Of interest is the fact that the AGC in oral argument asked the Court to reject the line of common law authority on rectification that stems from the Ontario Court of Appeal’s decision in Canada (Attorney General) v. Juliar, 50 O.R. (3d) 728, in 2000. The AGC argued that Juliar is overbroad and therefore incompatible with the SCC’s decisions in Shafron v. KRG Insurance Brokers (Western) Inc., 2009 SCC 6, and Performance Industries Ltd. v. Sylvan Lake Golf & Tennis Club Ltd., 2002 SCC 19, which were non-tax rectification cases. The SCC refused to comment on this point, as the Court felt that it was not an appropriate case for such a discussion because AES and Riopel involved the Code, whereas Juliar was decided under the common law.
The SCC’s decision does not extend or curtail the limits of rectification, as we understand it, from a common law perspective. It should be noted that the AGC sought leave to the SCC in the Juliar case and leave was refused. Since the Juliar decision, there have been numerous rectification cases heard by the common law courts across the country, giving the AGC ample opportunity to intervene in these rectification applications.
For clients, the status quo remains. While the precise boundaries of rectification remedies are difficult to define, it is clear that there is a boundary where rectification goes beyond fixing errors, becoming essentially retroactive tax planning. Accordingly, the SCC warns taxpayers not to view the decision as “an invitation to engage in bold tax planning on the assumption that it will always be possible to redo their contract retroactively should that planning fail.”

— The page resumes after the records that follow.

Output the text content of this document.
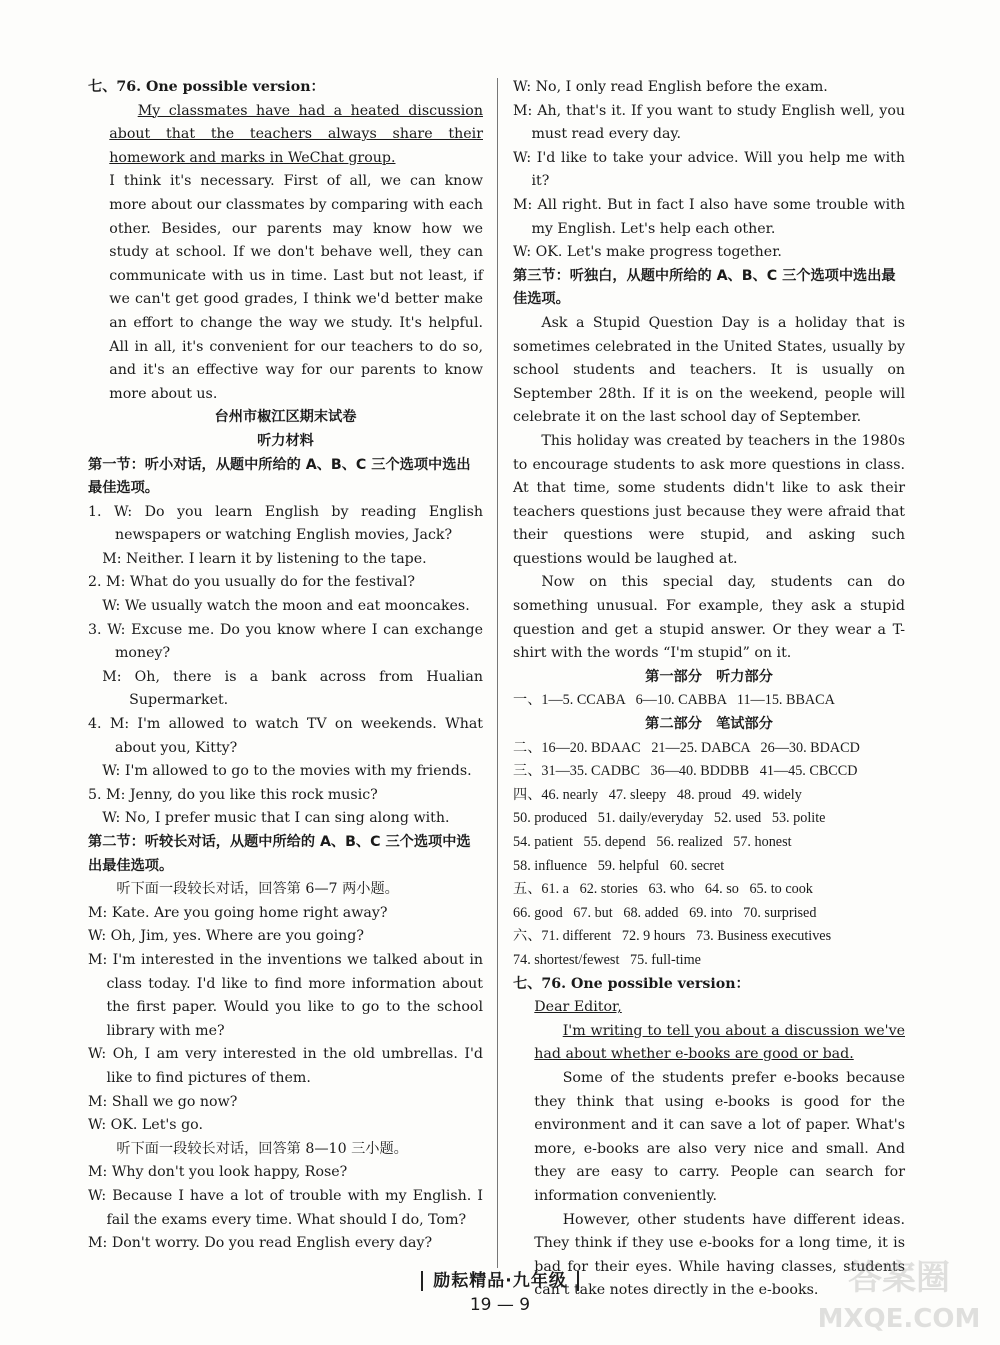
七、76. One possible version：

My classmates have had a heated discussion about that the teachers always share their homework and marks in WeChat group.

I think it's necessary. First of all, we can know more about our classmates by comparing with each other. Besides, our parents may know how we study at school. If we don't behave well, they can communicate with us in time. Last but not least, if we can't get good grades, I think we'd better make an effort to change the way we study. It's helpful. All in all, it's convenient for our teachers to do so, and it's an effective way for our parents to know more about us.

台州市椒江区期末试卷

听力材料

第一节：听小对话，从题中所给的 A、B、C 三个选项中选出最佳选项。

1. W: Do you learn English by reading English newspapers or watching English movies, Jack?

M: Neither. I learn it by listening to the tape.

2. M: What do you usually do for the festival?

W: We usually watch the moon and eat mooncakes.

3. W: Excuse me. Do you know where I can exchange money?

M: Oh, there is a bank across from Hualian Supermarket.

4. M: I'm allowed to watch TV on weekends. What about you, Kitty?

W: I'm allowed to go to the movies with my friends.

5. M: Jenny, do you like this rock music?

W: No, I prefer music that I can sing along with.

第二节：听较长对话，从题中所给的 A、B、C 三个选项中选出最佳选项。

听下面一段较长对话，回答第 6—7 两小题。

M: Kate. Are you going home right away?

W: Oh, Jim, yes. Where are you going?

M: I'm interested in the inventions we talked about in class today. I'd like to find more information about the first paper. Would you like to go to the school library with me?

W: Oh, I am very interested in the old umbrellas. I'd like to find pictures of them.

M: Shall we go now?

W: OK. Let's go.

听下面一段较长对话，回答第 8—10 三小题。

M: Why don't you look happy, Rose?

W: Because I have a lot of trouble with my English. I fail the exams every time. What should I do, Tom?

M: Don't worry. Do you read English every day?

W: No, I only read English before the exam.

M: Ah, that's it. If you want to study English well, you must read every day.

W: I'd like to take your advice. Will you help me with it?

M: All right. But in fact I also have some trouble with my English. Let's help each other.

W: OK. Let's make progress together.

第三节：听独白，从题中所给的 A、B、C 三个选项中选出最佳选项。

Ask a Stupid Question Day is a holiday that is sometimes celebrated in the United States, usually by school students and teachers. It is usually on September 28th. If it is on the weekend, people will celebrate it on the last school day of September.

This holiday was created by teachers in the 1980s to encourage students to ask more questions in class. At that time, some students didn't like to ask their teachers questions just because they were afraid that their questions were stupid, and asking such questions would be laughed at.

Now on this special day, students can do something unusual. For example, they ask a stupid question and get a stupid answer. Or they wear a T-shirt with the words “I'm stupid” on it.

第一部分　听力部分

一、1—5. CCABA   6—10. CABBA   11—15. BBACA

第二部分　笔试部分

二、16—20. BDAAC   21—25. DABCA   26—30. BDACD

三、31—35. CADBC   36—40. BDDBB   41—45. CBCCD

四、46. nearly   47. sleepy   48. proud   49. widely

50. produced   51. daily/everyday   52. used   53. polite

54. patient   55. depend   56. realized   57. honest

58. influence   59. helpful   60. secret

五、61. a   62. stories   63. who   64. so   65. to cook

66. good   67. but   68. added   69. into   70. surprised

六、71. different   72. 9 hours   73. Business executives

74. shortest/fewest   75. full-time

七、76. One possible version：

Dear Editor,

I'm writing to tell you about a discussion we've had about whether e-books are good or bad.

Some of the students prefer e-books because they think that using e-books is good for the environment and it can save a lot of paper. What's more, e-books are also very nice and small. And they are easy to carry. People can search for information conveniently.

However, other students have different ideas. They think if they use e-books for a long time, it is bad for their eyes. While having classes, students can't take notes directly in the e-books.

励耘精品·九年级
19 — 9
答案圈
MXQE.COM
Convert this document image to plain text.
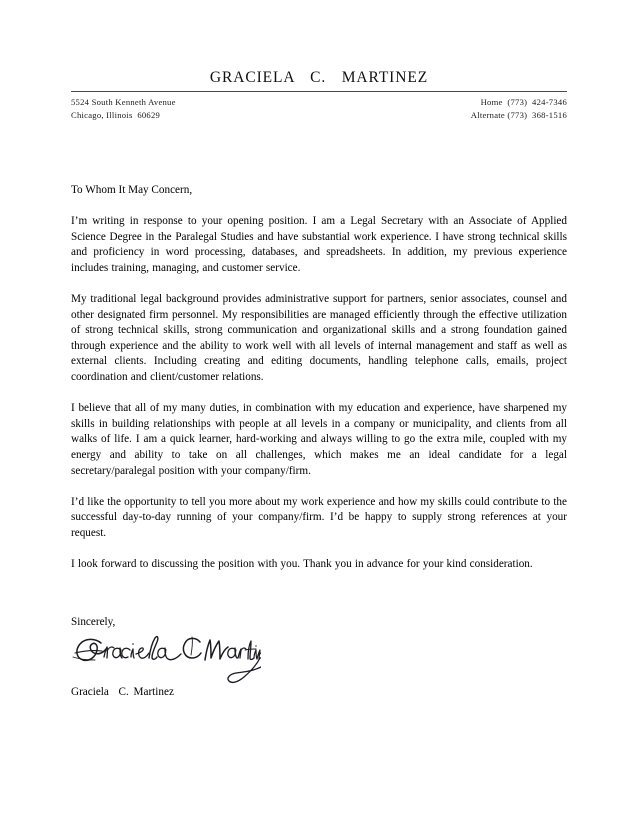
GRACIELA  C.  MARTINEZ
5524 South Kenneth Avenue
Chicago, Illinois  60629
Home  (773)  424-7346
Alternate (773)  368-1516
To Whom It May Concern,

I’m writing in response to your opening position. I am a Legal Secretary with an Associate of Applied Science Degree in the Paralegal Studies and have substantial work experience. I have strong technical skills and proficiency in word processing, databases, and spreadsheets. In addition, my previous experience includes training, managing, and customer service.

My traditional legal background provides administrative support for partners, senior associates, counsel and other designated firm personnel. My responsibilities are managed efficiently through the effective utilization of strong technical skills, strong communication and organizational skills and a strong foundation gained through experience and the ability to work well with all levels of internal management and staff as well as external clients. Including creating and editing documents, handling telephone calls, emails, project coordination and client/customer relations.

I believe that all of my many duties, in combination with my education and experience, have sharpened my skills in building relationships with people at all levels in a company or municipality, and clients from all walks of life. I am a quick learner, hard-working and always willing to go the extra mile, coupled with my energy and ability to take on all challenges, which makes me an ideal candidate for a legal secretary/paralegal position with your company/firm.

I’d like the opportunity to tell you more about my work experience and how my skills could contribute to the successful day-to-day running of your company/firm. I’d be happy to supply strong references at your request.

I look forward to discussing the position with you. Thank you in advance for your kind consideration.

Sincerely,
Graciela  C. Martinez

It is important for professional advisors to understand the client’s instructions and document the intention with any tax planning, especially if the transactions are to occur on a tax-deferred basis. It is best practice to ensure that the recitals in tax planning documentation accord with the parties’ intentions.
Finally, one should be aware that if a rectification involves a US person resident in Canada and/or the rectification is in respect of US assets, the Canadian principles of rectification may or may not be compatible with the US legal principles of rectification or rescission. Caution!